Eblana Photonics Ltd. (Dublin) also sees the PON market as an opportunity for its devices, which are manufactured using standard InP silicon processes and fabricated via outsourcing. To underscore the low-cost nature of this approach, Eblana announced a base price for its EP1310 DM laser series of $9.95. The price applies to “sustained high-volume orders” of TO56 versions of the device, which support GEPON PX20 and GPON applications. The lasers exceed IEEE 802.3ah noise specifications without recourse to an isolator, according to the company.

James O’Gorman, Eblana’s chief executive, says his company’s vision is to provide DFB-quality lasers at near Fabry-Perot prices. As reported previously, Eblana uses what it calls “photon bandgap technology” to create light sources using Vitesse’s HBT process and production line. The laser design calls for photonic bandgaps to be etched into the laser structure; the resulting laser, which can be based on a Fabry-Perot design, produces a stable device that emits at the target frequency without the need for isolators. A feature of the design Eblana calls “nullified feedback influence” ensures low noise as well. The use of semiconductor-style processes skips the requirement for multiple wafer growths common to standard laser production.

The same basic laser platform can be used across a variety of markets, from PON to enterprise applications such as 10GBase-LX4, O’Gorman says.
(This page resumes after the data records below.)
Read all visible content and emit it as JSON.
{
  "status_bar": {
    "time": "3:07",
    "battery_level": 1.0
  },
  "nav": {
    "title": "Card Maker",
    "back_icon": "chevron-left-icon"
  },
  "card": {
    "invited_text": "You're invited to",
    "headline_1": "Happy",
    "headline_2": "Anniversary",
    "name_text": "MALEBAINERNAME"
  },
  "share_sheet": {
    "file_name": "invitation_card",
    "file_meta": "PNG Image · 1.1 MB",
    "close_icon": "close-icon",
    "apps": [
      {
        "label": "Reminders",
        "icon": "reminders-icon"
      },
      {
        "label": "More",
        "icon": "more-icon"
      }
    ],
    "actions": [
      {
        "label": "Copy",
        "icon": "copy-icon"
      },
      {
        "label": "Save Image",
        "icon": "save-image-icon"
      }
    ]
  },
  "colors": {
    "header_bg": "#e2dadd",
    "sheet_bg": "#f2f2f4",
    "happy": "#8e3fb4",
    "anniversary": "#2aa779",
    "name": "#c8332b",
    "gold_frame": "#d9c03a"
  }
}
In fact, the company unveiled at the show a TO-38-based TOSA for 4-Gbit/sec Fibre Channel applications based on the same technology.

The staff at Redfern Integrated Optics Inc. (RIO-Santa Clara, CA) also was eager to show how far they’ve progressed in the past year. The company uses PLC technology to create an external cavity laser with controlled negative chirp that crams high power into a small package. (See “PLC Development Gets Active,” Lightwave, May 2005, page 1.) According to Lew Stolpner, RIO’s director of product management, the company is “finalizing productization” on its initial devices. Samples of its directly modulated 10-Gbit/sec 1550-nm TOSAs are in customers’ hands while it undergoes Telcordia qualification. Stolpner says RIO will have its first products fully qualified by the middle of this year.
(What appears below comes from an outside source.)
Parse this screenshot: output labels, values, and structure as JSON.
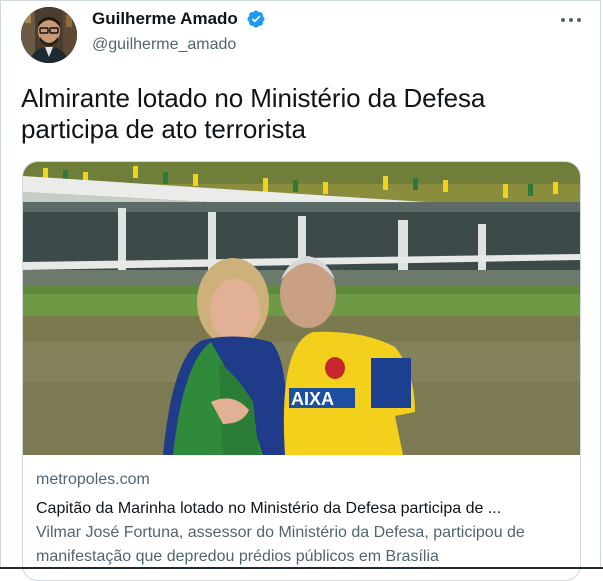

Meanwhile, the company used OFC/NFOEC to demonstrate the ability of its lasers to work with current laser drivers in future form factors. With the emerging SFP+ form factor a hot topic of discussion on the show floor (see related article, page 1), RIO demonstrated that it might be one of the few companies in a position to support extended-reach versions of such a module. RIO paired one of its lasers with a PIN/TIA receiver with automatic gain control from Archcom.

However, the company’s immediate focus is on providing 10-Gbit/sec devices for use in modules based on existing form factors, particularly XFP, X2/XPAK, and XENPAK. Since the negative chirp is created and controlled within the laser cavity, RIO’s lasers don’t require additional external control, which makes it compliant with the multisource agreements behind these form factors, Stolpner asserts. He also touted the ability of RIO’s PLANEX technology to support DWDM applications at 100- and 50-GHz line spacings without the need for wavelength lockers.

ColorChip, Eblana, and RIO represent only three out of many emerging companies who demonstrated innovation progress across several technology fronts, from long-wavelength VCSELs (Denmark’s Alight reported it has successfully paired the 1300-nm VCSEL technology it acquired from Infineon with its in-house PBG technology, while Picolight showed its device housed in a potential SFP+ form factor) to industrial-temperature devices (including 1310- and 1550-nm TOSAs from Apogee Photonics) and various forms of tunability (see “Smaller Companies Get in Tune” on page 20). Larger companies continue to gain the most attention, but smaller firms demonstrated at OFC/NFOEC that they’re worth a look as well.